Looking over Old Dali.
The next day Akke and I decided to go on a horse trek up in the hills above the town. Within two minutes of being sat on the horse, the beast in front which looked agitated sprung it's hind legs out catching me square on the wrist and in the stomach. I'd never been kicked by a horse before, and maybe it didn't catch me properly because it wasn't too bad; just a small cut on the heel of my hand and a red crescent on my stomach, which was gone the following day. It was fortunate my camera was slung over my back rather than draped around my front, or it would've taken the full force of the hoof on the glass of the lens. The guide then decided to untie the horses from their chain-gang, and I had the reigns to make sure my horse wasn't too close to the mental one. We rode off up the hills, crossing streams and through scrub, the horses navigating up and down some fairly steep gullies, and after an hours ride we dismounted to continue on foot. I don't know what it was we went to. It was a kind of farm I suppose, and the surrounding land was terraced with mostly tea being grown. We heard music and singing as we approached the buildings, and a group of Chinese were performing to themselves. It didn't feel like a show for us, just something they were doing anyway. Some women sang the most high-pitched, nasal, cliched Chinese singing imaginable, that it pretty much sounded like something from South Park. It was entertaining nonetheless, and we sat down on a patio and were fed tea and fruits, whilst they watched us and we watched them. Afterwards we walked up through the tea plantation which gave good views over Dali and the lake beyond, and then up to a waterfall.
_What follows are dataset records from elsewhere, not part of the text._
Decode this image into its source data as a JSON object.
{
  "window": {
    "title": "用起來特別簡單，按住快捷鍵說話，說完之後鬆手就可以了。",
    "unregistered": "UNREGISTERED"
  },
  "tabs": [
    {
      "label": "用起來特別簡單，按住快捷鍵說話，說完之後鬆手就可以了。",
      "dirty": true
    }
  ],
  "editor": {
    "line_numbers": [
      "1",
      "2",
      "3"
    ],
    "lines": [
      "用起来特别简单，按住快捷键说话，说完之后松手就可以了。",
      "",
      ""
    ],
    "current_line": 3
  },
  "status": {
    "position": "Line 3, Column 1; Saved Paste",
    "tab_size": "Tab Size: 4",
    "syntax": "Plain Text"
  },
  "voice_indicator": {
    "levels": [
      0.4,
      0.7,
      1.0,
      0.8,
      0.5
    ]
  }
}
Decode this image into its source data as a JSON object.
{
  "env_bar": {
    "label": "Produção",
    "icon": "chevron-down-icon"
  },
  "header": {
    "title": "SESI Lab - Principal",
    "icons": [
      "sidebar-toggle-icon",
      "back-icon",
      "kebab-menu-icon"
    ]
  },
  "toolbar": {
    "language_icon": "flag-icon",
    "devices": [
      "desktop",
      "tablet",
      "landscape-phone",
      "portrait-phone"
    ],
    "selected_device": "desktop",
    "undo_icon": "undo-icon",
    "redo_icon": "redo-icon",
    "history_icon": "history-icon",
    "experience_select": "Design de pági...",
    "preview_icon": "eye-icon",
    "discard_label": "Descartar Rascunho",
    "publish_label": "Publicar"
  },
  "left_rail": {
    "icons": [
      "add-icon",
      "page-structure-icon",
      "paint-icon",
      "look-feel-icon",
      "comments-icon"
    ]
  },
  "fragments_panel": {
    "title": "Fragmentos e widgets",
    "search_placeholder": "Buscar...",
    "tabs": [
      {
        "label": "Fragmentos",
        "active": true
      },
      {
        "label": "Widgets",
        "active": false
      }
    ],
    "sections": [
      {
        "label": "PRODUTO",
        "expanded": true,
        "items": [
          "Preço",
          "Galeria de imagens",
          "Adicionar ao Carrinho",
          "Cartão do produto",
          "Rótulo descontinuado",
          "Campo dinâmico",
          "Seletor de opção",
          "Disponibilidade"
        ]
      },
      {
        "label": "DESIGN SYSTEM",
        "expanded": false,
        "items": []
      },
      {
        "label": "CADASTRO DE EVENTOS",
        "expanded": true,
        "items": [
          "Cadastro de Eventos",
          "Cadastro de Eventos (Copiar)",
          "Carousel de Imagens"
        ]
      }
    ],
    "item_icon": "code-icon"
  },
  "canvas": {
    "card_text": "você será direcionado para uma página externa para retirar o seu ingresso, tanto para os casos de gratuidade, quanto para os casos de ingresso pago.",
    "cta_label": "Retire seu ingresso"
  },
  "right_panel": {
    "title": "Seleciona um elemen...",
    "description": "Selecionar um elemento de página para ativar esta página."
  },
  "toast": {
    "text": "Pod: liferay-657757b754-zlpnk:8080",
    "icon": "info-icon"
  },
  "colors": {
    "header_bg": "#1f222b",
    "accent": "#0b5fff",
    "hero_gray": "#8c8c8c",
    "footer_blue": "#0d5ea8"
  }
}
On the way back I eyed a cannabis plant growing in the open, so helped myself to a sample.

Heading up hill on horseback
Akke on her horse.
Crossing a stream.
A girl on the farm.
Having a cup of tea.
A boy with his grandparents.
Smoking farmer.
The open air concert.
Bono? More like Oh no. She warbled awfully. 
Gutting fish for dinner.

Pagodas in the town below.
Women in the tea fields.
Tea farmer.
Later that afternoon Akke and I went for an explore around town on foot, and it was full of little shops aimed at tourists, and had a bit of that traveller hippy vibe with those bright hippy/ethnic clothes, bongos and bracelets; all that shit. That evening Isaac and I sampled the local organic produce and played some terrible pool before watching Skyfall, the latest Bond movie, which I wasn't overwhelmed by. The following day I didn't do much except practice my pool shots on the free table and plan my next move, which seemed to be heading along with Akke to Tiger Leaping Gorge, as Isaac had ordered an iPod and so needed to hang around in Dali a few days for it to arrive. 

One of the gates to the old town.
A boy with some fashionable glasses.
These characters adorn a lot of the doors.
School girls carry their dinner home.
A rickshaw driver takes a break.
Girl sat at a food stall.
Construction in the street, something you don't see at home - women labouring like the men. 
A man smokes out of Dali hospital window.